Mary Stuart
Queen vs. Queen: A Study
in Politics and Leadership
By Friedrich Schiller (adapted by Peter Oswald)
Washington Shakespeare Company, Artisphere Black Box Theater, Arlington, Va.
Sunday, November 28, 2010
Directed by Colin Hovde
Amazing how a play written in 1800 about events (albeit fictionalized) that took place 230 years earlier can have insightful resonance for audiences 210 years after its composition. This tale of England's first Queen Elizabeth's deadly political struggle with Mary, Queen of Scots, comments on power versus leadership, politics versus personality, individual ambition versus national interest, and judicial expediency versus international implications that so aptly apply to what's happening these very days across the river. The only difference is that today, nobody literally loses his or her head; only figuratively.
Schiller supposedly wrote his play as sympathetic to Mary, but that didn't seem to be the conviction of this production. While she may have been innocent of the exact charge upon which she was beheaded, Mary was, nonetheless, a person of supreme self-interest with a passive-aggressive style of scheming. Sweet she may have been, but she had a history of causing trouble. On the other hand, Elizabeth held all the cards and was clearly a schemer and bully; yet, she of the two queens grappled most with the question of moral justice and the implications on her people and nation. Though the victor in the struggle, Elizabeth came across as more the victim.
This may have been due as much to the acting of the two principals as to Colin Hovde's direction. Heather Haney's Mary was all soft and coy, in flowing dresses and shawls, a woman of passion (religious and sexual) and stoicism, except for the scene of her meeting with Elizabeth. Then she let loose with a tirade that she exulted over afterward but that came across as snippiness. Sara Barker's Elizabeth was all hard and contained, in business suit and tightly wound hair, a woman of control (political and sexual) and stature, except for that meeting with Mary when she seemed timid and fearful. The only time these two actresses had difficulty conveying consistency in character was when they were on stage together, which may have been intentional.
Although the cast wasn't as deep as we've seen in other companies, some of the players accomplished noteworthy portrayals. Joe Brack was a cad of a Leicester, stylishly dressed and coiffed, talking and moving with a swagger intended to charm the two women but ultimately getting trumped by both queens who were fighting over much more than his penis. Lee Liebeskind played Burleigh as something of a bully, but his respect for the position of the person occupying his nation's throne was his rock-solid foundation. For Burleigh, Elizabeth was the queen and nothing less, and Mary was a threat to national security and nothing more. Chris Mancusi played Paulet in whose castle Mary was kept prisoner, and he turned what could have been little more than a plot-driver role into a nuanced character, despising Mary but doing all in his power to keep her secure, despising his duty as warden but doing all in his power to ensure that Mary got due process of the law.

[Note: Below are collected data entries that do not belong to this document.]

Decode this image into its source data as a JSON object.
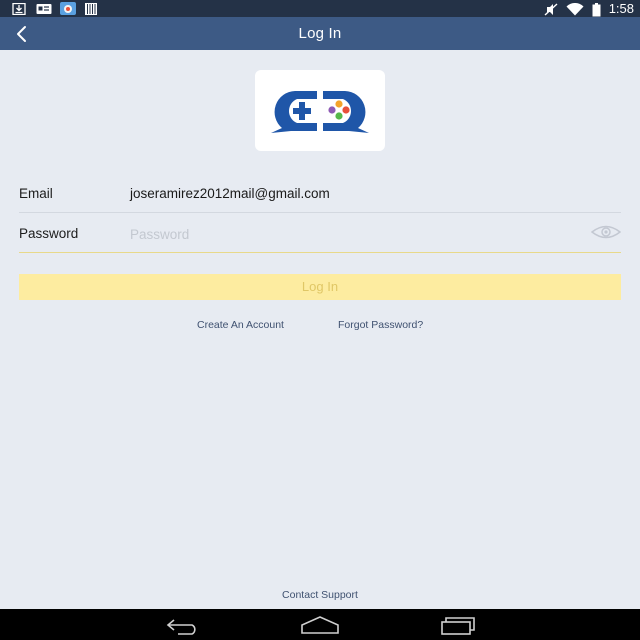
{
  "status_bar": {
    "time": "1:58",
    "icons": [
      "download-icon",
      "card-icon",
      "photo-app-icon",
      "barcode-icon",
      "mute-icon",
      "wifi-icon",
      "battery-icon"
    ]
  },
  "app_bar": {
    "title": "Log In",
    "back_icon": "chevron-left-icon"
  },
  "logo": {
    "icon": "gamepad-chat-logo",
    "colors": {
      "blue": "#1f56a8",
      "red": "#e8503a",
      "orange": "#f4a42a",
      "green": "#55b84a",
      "purple": "#8e5bb5"
    }
  },
  "form": {
    "email_label": "Email",
    "email_value": "joseramirez2012mail@gmail.com",
    "password_label": "Password",
    "password_placeholder": "Password",
    "password_value": "",
    "eye_icon": "eye-icon"
  },
  "login_button": {
    "label": "Log In",
    "background": "#fdeca0",
    "text_color": "#e0c766"
  },
  "links": {
    "create_account": "Create An Account",
    "forgot_password": "Forgot Password?",
    "contact_support": "Contact Support"
  },
  "nav_bar": {
    "icons": [
      "back-icon",
      "home-icon",
      "recent-apps-icon"
    ]
  },
  "colors": {
    "status_bar": "#243247",
    "app_bar": "#3d5a85",
    "background": "#e7ebf2"
  }
}
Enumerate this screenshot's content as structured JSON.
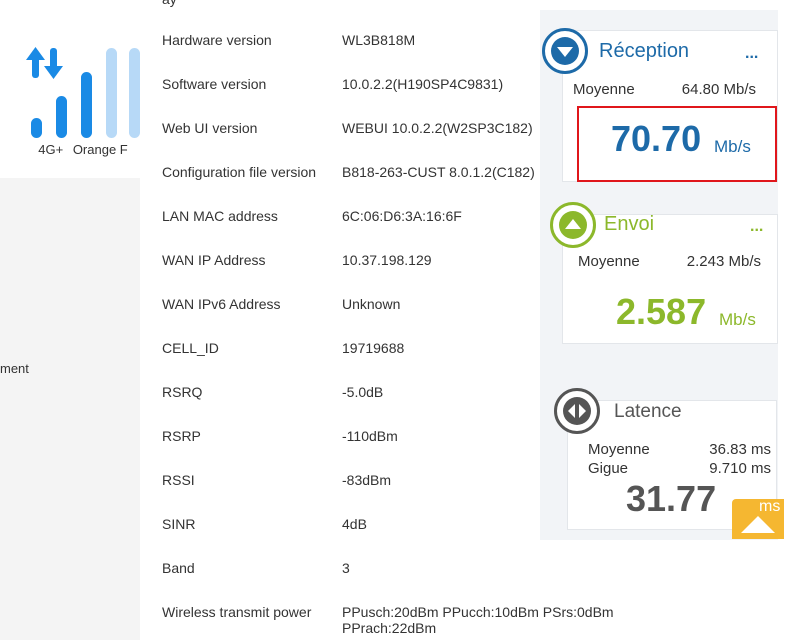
{
  "network": {
    "type": "4G+",
    "operator": "Orange F"
  },
  "left_cut_label": "ment",
  "top_cut_text": "ay",
  "device_info": [
    {
      "label": "Hardware version",
      "value": "WL3B818M"
    },
    {
      "label": "Software version",
      "value": "10.0.2.2(H190SP4C9831)"
    },
    {
      "label": "Web UI version",
      "value": "WEBUI 10.0.2.2(W2SP3C182)"
    },
    {
      "label": "Configuration file version",
      "value": "B818-263-CUST 8.0.1.2(C182)"
    },
    {
      "label": "LAN MAC address",
      "value": "6C:06:D6:3A:16:6F"
    },
    {
      "label": "WAN IP Address",
      "value": "10.37.198.129"
    },
    {
      "label": "WAN IPv6 Address",
      "value": "Unknown"
    },
    {
      "label": "CELL_ID",
      "value": "19719688"
    },
    {
      "label": "RSRQ",
      "value": "-5.0dB"
    },
    {
      "label": "RSRP",
      "value": "-110dBm"
    },
    {
      "label": "RSSI",
      "value": "-83dBm"
    },
    {
      "label": "SINR",
      "value": "4dB"
    },
    {
      "label": "Band",
      "value": "3"
    },
    {
      "label": "Wireless transmit power",
      "value": "PPusch:20dBm PPucch:10dBm PSrs:0dBm",
      "value2": "PPrach:22dBm"
    }
  ],
  "speedtest": {
    "reception": {
      "title": "Réception",
      "menu": "...",
      "avg_label": "Moyenne",
      "avg_value": "64.80 Mb/s",
      "value": "70.70",
      "unit": "Mb/s",
      "color": "#1d6aa8"
    },
    "envoi": {
      "title": "Envoi",
      "menu": "...",
      "avg_label": "Moyenne",
      "avg_value": "2.243 Mb/s",
      "value": "2.587",
      "unit": "Mb/s",
      "color": "#8cb82b"
    },
    "latence": {
      "title": "Latence",
      "avg_label": "Moyenne",
      "avg_value": "36.83 ms",
      "jitter_label": "Gigue",
      "jitter_value": "9.710 ms",
      "value": "31.77",
      "unit": "ms",
      "color": "#555555"
    }
  },
  "colors": {
    "signal_strong": "#1a8ae5",
    "signal_weak": "#b7d9f7",
    "highlight": "#e0161b",
    "scroll_button": "#f5b731"
  }
}
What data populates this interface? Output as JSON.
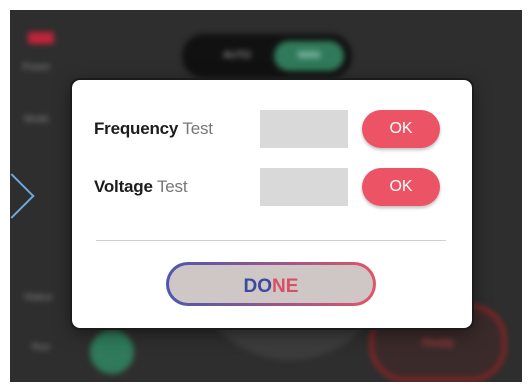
{
  "background": {
    "toggle_left": "AUTO",
    "toggle_right": "MAN",
    "side_labels": [
      "Power",
      "Mode",
      "Status",
      "Run"
    ],
    "ready_label": "Ready"
  },
  "dialog": {
    "rows": [
      {
        "label_strong": "Frequency",
        "label_light": "Test",
        "button": "OK"
      },
      {
        "label_strong": "Voltage",
        "label_light": "Test",
        "button": "OK"
      }
    ],
    "done_part1": "DO",
    "done_part2": "NE"
  },
  "colors": {
    "ok_button": "#ec5466",
    "done_gradient_start": "#4b57b0",
    "done_gradient_end": "#e0566a",
    "dialog_bg": "#ffffff",
    "app_bg": "#2e2e2e"
  }
}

The bare-set production used wooden chairs as the only props: the actors paraded with them, created sound effects with them, and created trees with them. They became the scaffold on which Mary climbed to her execution and the steps on which Elizabeth descended from her dais. I'm not sure of the thematic significance (a tilting chair is even on the program's cover): the throne, maybe, as this play was running in repertoire with Richard III. But even if the image wasn't entirely clear, its application was effectively clever.